На заре, когда Машук еще был окутан легким туманом, в зелени деревьев весело перекликались птицы.
Старый комендант Ильяшенко, стоявший около гроба, насупив седые брови, спросил Столыпина:
— А где же золотое оружие? Ведь был, говорят, представлен?
— Что вы сказали?
— К золотому оружию был представлен этот мальчик. Где же оно?
— Золотого оружия не дал царь. Отказал.
Бережно несли его офицеры полков, где он служил: лейб-гвардии гусарского, Нижегородского, Гродненского, Тенгинского. Несли товарищи, несли люди, которые понимали, кого потеряла Россия…
Высоко над городом они остановились. Отсюда открывалась величественная панорама гор и бесконечная даль.
Розовеющие вдали снега Эльбруса и снеговая горная цепь — все было видно отсюда.
* * *
Ваня долго сидел около свежего холма. Все уже разошлись. Он сидел один.
— Ишь ты! — беззвучно прошептал Ваня, посмотрев наверх. — Чисто все небо золотое!
Когда стемнело, Ваня встал, взял со свежего холма несколько горстей земли и, расстелив большой носовой платок, бережно завернул в платок землю.
— В Тарханы отвезу, — прошептал он и побрел, вытирая слезы, вниз, к опустевшему домику, чтобы собираться в путь-дорогу — без Михала Юрьича, одному…
Большой дом стоял безмолвный и пустой.
Луч солнца осветил высокое кресло, стоящее у самого окна, и лицо старой женщины — такое застывшее и высохшее, точно от этой женщины давно уже отошла всякая жизнь.
Жизнь Елизаветы Алексеевны кончилась в тот страшный день, когда Акиму Шан-Гирею все-таки пришлось, наконец, сказать ей правду, а потом отвезти ее, полумертвую, в Тарханы.
А в Тарханах наступила весна.
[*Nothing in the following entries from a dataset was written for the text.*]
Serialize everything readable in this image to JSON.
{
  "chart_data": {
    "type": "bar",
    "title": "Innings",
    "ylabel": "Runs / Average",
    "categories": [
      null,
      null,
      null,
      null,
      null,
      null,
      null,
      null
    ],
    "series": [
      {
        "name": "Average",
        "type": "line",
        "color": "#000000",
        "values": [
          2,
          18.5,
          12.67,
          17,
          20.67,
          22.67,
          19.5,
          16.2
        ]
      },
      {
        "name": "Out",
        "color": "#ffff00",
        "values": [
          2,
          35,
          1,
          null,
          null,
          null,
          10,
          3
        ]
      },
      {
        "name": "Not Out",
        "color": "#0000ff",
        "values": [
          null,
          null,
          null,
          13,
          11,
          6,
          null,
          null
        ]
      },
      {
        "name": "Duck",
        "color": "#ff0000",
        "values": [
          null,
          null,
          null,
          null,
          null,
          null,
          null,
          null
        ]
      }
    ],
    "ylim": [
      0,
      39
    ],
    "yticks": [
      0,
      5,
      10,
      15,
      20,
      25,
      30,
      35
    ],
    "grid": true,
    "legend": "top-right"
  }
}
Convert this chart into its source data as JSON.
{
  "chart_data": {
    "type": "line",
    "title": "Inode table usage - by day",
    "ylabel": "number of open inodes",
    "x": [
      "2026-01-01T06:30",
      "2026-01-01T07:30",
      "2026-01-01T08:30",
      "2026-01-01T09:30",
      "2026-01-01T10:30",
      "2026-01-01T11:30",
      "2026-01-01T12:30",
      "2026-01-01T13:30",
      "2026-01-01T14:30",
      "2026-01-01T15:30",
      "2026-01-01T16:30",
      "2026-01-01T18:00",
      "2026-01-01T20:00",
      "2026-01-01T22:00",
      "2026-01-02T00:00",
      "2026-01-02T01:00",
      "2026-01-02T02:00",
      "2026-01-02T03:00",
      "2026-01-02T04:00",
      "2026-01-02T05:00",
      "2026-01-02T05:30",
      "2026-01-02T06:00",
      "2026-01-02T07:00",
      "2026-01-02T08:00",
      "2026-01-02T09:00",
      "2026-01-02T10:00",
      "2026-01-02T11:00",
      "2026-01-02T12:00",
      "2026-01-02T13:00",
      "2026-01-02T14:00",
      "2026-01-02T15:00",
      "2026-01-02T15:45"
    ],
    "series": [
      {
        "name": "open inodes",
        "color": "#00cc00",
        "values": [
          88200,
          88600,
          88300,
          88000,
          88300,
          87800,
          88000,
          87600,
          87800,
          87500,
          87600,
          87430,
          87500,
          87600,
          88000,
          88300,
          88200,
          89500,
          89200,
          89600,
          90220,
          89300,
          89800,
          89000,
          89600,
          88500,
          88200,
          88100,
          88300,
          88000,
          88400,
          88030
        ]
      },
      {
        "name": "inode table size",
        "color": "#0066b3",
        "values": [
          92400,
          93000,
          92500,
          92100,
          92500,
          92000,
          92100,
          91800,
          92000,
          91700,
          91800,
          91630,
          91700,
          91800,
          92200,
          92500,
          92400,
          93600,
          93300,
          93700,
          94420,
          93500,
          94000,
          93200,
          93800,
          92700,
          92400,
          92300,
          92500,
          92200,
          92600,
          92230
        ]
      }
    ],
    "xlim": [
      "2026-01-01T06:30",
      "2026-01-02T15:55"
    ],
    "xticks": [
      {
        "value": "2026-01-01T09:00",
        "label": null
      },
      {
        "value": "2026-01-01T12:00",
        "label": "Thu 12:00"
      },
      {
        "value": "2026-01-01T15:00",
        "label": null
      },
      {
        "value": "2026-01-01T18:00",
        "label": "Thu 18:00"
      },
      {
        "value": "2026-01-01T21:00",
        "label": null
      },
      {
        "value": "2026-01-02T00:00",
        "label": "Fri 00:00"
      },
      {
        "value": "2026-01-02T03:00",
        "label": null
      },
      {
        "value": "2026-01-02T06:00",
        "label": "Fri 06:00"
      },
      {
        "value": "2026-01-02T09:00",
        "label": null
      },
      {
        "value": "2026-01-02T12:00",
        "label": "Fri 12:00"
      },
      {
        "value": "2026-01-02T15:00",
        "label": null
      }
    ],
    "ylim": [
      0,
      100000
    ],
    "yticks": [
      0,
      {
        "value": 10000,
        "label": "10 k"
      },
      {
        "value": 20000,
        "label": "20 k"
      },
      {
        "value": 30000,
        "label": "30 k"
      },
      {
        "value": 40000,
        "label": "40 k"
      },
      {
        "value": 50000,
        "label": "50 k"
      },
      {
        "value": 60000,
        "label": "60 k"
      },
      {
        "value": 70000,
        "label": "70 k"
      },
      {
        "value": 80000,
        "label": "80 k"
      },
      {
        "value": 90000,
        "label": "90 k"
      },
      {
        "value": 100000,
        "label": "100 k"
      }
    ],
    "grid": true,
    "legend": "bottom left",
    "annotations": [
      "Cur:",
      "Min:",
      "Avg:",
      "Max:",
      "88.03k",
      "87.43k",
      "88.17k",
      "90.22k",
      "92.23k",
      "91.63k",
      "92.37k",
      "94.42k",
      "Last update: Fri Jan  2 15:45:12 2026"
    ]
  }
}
Но в избах царила какая-то торжественная скорбь. Надевали новые рубахи мужики, бабы повязывали темные платки и, не обмениваясь ни единым словом, шли к околице.
Прошло уже много месяцев со дня дуэли, и вот сегодня неотступная мольба Елизаветы Алексеевны, поддержанная просьбами и хлопотами петербургских и московских друзей, должна завершиться трагическим торжеством — тело Мишеньки с простреленным сердцем прибудет сегодня утром из Пятигорска и будет положено в тархановскую землю. Царь разрешил…
Лицо Елизаветы Алексеевны было как каменное. Ее веки не поднимались от пролитых слез.
Ее довели по ее желанию до поворота, где начиналась большая дорога, и она стояла, тяжело опираясь на палку.
Шествие приблизилось и остановилось.
Она повернула к ним лицо и спросила чуть слышно:
— Где Мишенька?.. Где Мишенька? — повторяла она все громче и, сделав страшное усилие, приоткрыла веки; и тогда сквозь туман, заволакивающий ее глаза, увидела поднятое высоко что-то темное и большое.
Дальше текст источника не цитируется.